Screams of delight filled the air.

The only thing missing was the “toot-toot” of a train horn.

Every band on the main stage and praise stage played great music throughout the day.
Food vendors rarely had a moment’s peace.

You know, I don’t think a moment passed by where I didn’t see someone munching on a pickle.

Shaved ice treats, lemonade and water became the “cool-down” choice when temps rose throughout the day. Folks – including those who brought their four-legged fur babies – started to seek the comfort of shade, which became a premium on both sides of Center Street.

Our Mount Olive Tribune tent stayed busy.

Martha, Sher and Emily (my boss) worked hard all day.

People spun the wheel to win unique prizes. They registered for gift baskets and we even picked up some new subscribers. We learned a few things and made some notes for next year.

What about me, you ask?

Armed with cameras, I hit just about every nook and cranny in a four-block radius to document a fantastic day. Thanks to everyone who granted “short” interviews and picture opportunities.
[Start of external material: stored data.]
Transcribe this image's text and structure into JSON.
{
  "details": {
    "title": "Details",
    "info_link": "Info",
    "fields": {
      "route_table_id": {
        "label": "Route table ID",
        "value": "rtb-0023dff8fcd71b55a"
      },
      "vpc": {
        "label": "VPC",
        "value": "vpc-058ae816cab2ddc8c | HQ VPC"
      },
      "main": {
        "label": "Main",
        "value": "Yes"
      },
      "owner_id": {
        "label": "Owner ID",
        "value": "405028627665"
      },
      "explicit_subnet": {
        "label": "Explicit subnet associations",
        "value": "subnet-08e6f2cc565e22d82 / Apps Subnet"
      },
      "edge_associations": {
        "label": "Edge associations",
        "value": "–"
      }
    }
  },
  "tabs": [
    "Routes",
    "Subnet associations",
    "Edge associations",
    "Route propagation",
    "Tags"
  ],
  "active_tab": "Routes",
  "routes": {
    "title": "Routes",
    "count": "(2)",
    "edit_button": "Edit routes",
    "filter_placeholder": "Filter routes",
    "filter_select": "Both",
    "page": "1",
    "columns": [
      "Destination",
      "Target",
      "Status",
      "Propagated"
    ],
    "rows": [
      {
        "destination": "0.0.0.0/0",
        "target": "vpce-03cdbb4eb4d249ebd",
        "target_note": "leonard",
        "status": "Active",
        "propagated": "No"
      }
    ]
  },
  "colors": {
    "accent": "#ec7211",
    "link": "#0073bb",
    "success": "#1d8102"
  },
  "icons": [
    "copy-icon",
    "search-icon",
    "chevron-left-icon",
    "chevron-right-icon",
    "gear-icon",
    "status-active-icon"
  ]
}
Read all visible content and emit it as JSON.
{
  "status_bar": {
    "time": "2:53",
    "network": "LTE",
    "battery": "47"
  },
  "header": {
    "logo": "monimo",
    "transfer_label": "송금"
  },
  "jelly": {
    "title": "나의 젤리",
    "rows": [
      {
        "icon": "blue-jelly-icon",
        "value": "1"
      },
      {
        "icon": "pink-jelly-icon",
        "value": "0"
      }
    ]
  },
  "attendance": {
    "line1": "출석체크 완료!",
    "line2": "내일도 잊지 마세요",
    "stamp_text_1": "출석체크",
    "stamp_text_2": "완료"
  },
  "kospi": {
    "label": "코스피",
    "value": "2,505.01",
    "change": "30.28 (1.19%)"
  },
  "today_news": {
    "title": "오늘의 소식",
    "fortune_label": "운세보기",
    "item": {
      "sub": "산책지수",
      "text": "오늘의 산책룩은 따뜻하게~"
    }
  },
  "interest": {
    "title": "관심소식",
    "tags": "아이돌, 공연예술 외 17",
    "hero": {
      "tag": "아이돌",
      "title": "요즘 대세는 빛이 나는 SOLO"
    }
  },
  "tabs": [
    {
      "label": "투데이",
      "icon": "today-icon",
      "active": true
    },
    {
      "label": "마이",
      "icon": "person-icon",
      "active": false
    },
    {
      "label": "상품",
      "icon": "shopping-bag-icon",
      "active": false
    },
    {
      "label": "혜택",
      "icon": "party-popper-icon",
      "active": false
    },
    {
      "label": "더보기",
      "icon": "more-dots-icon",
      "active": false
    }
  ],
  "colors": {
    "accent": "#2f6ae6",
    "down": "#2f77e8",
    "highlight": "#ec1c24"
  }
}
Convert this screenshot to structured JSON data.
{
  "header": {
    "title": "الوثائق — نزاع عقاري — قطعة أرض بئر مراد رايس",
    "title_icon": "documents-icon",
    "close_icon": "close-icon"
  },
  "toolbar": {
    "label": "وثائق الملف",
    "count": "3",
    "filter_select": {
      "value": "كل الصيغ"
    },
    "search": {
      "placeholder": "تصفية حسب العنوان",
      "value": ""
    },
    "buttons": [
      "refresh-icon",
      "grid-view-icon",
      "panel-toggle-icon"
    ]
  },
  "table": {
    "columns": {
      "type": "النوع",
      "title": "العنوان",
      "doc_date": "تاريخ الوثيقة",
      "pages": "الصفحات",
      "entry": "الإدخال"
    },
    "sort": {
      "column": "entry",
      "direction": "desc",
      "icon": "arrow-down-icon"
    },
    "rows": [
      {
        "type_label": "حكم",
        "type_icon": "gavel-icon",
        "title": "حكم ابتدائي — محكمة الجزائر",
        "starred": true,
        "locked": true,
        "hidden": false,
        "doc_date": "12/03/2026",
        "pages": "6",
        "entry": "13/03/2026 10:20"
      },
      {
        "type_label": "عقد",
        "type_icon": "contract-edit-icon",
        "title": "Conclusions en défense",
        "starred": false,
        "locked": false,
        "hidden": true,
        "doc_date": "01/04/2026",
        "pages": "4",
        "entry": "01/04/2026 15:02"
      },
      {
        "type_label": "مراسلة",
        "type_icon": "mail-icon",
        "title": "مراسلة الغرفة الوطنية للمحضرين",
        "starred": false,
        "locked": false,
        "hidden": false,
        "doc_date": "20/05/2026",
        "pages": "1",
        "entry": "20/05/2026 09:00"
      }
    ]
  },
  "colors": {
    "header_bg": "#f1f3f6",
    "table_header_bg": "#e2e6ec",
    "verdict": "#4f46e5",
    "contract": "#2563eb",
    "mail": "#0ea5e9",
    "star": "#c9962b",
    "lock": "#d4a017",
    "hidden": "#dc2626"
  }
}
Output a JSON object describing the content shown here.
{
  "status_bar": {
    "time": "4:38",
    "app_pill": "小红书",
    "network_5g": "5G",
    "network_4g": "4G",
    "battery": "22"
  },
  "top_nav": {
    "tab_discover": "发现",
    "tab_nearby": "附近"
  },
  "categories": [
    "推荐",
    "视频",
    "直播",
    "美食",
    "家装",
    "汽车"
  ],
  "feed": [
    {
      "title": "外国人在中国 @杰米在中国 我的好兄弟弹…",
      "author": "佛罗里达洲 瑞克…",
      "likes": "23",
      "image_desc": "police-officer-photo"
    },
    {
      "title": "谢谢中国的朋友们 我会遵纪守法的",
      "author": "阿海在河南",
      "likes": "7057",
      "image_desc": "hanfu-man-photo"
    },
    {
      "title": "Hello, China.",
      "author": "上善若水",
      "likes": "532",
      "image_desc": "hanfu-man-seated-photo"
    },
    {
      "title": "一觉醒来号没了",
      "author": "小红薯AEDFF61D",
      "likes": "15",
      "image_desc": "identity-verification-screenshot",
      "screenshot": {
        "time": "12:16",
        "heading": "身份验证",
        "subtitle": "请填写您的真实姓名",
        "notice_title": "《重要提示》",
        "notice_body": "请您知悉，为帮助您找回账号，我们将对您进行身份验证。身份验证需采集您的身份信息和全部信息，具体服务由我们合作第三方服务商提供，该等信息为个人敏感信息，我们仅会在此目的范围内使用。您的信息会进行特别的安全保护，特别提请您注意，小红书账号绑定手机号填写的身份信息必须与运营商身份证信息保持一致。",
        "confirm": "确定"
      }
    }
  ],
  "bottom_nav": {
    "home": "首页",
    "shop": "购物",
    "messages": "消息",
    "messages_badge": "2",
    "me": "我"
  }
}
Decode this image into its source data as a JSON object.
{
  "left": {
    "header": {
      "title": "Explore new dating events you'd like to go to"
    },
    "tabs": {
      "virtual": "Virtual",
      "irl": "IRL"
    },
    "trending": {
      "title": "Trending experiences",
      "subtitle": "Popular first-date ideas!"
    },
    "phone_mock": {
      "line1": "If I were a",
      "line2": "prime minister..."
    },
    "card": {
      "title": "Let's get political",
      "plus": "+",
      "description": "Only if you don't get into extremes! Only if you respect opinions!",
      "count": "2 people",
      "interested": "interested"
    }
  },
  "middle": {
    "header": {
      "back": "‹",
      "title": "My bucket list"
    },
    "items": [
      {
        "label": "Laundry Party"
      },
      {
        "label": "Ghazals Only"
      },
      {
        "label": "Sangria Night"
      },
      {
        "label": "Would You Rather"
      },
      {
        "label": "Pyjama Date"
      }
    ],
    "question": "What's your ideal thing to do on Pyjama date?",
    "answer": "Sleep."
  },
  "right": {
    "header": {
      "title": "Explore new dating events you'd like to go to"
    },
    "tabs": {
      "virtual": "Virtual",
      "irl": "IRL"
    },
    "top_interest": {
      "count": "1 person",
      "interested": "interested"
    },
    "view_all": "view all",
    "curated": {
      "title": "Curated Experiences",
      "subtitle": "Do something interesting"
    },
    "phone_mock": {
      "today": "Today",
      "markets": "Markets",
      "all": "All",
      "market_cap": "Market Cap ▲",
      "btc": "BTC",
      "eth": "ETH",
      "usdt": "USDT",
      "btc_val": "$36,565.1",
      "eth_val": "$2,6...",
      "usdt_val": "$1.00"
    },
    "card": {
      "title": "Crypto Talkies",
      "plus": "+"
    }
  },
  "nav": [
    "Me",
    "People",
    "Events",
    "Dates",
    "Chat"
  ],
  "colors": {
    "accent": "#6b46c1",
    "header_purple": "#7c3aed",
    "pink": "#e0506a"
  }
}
I didn’t complete my “to-do” list, but I hope you enjoy the story and photos that appear in today’s edition. You can view photos online by clicking the link on our Facebook page.

Kudos to NCPF co-chairs Julie Beck and Lynn Williams, emergency personnel, law enforcement, town officials, volunteers and others who worked tirelessly and efficiently behind the scenes.

What are y’all planning for 2023?

Rudy Coggins is assistant editor of the Mount Olive Tribune. He can be reached at rcoggins@mountolivetribune.com.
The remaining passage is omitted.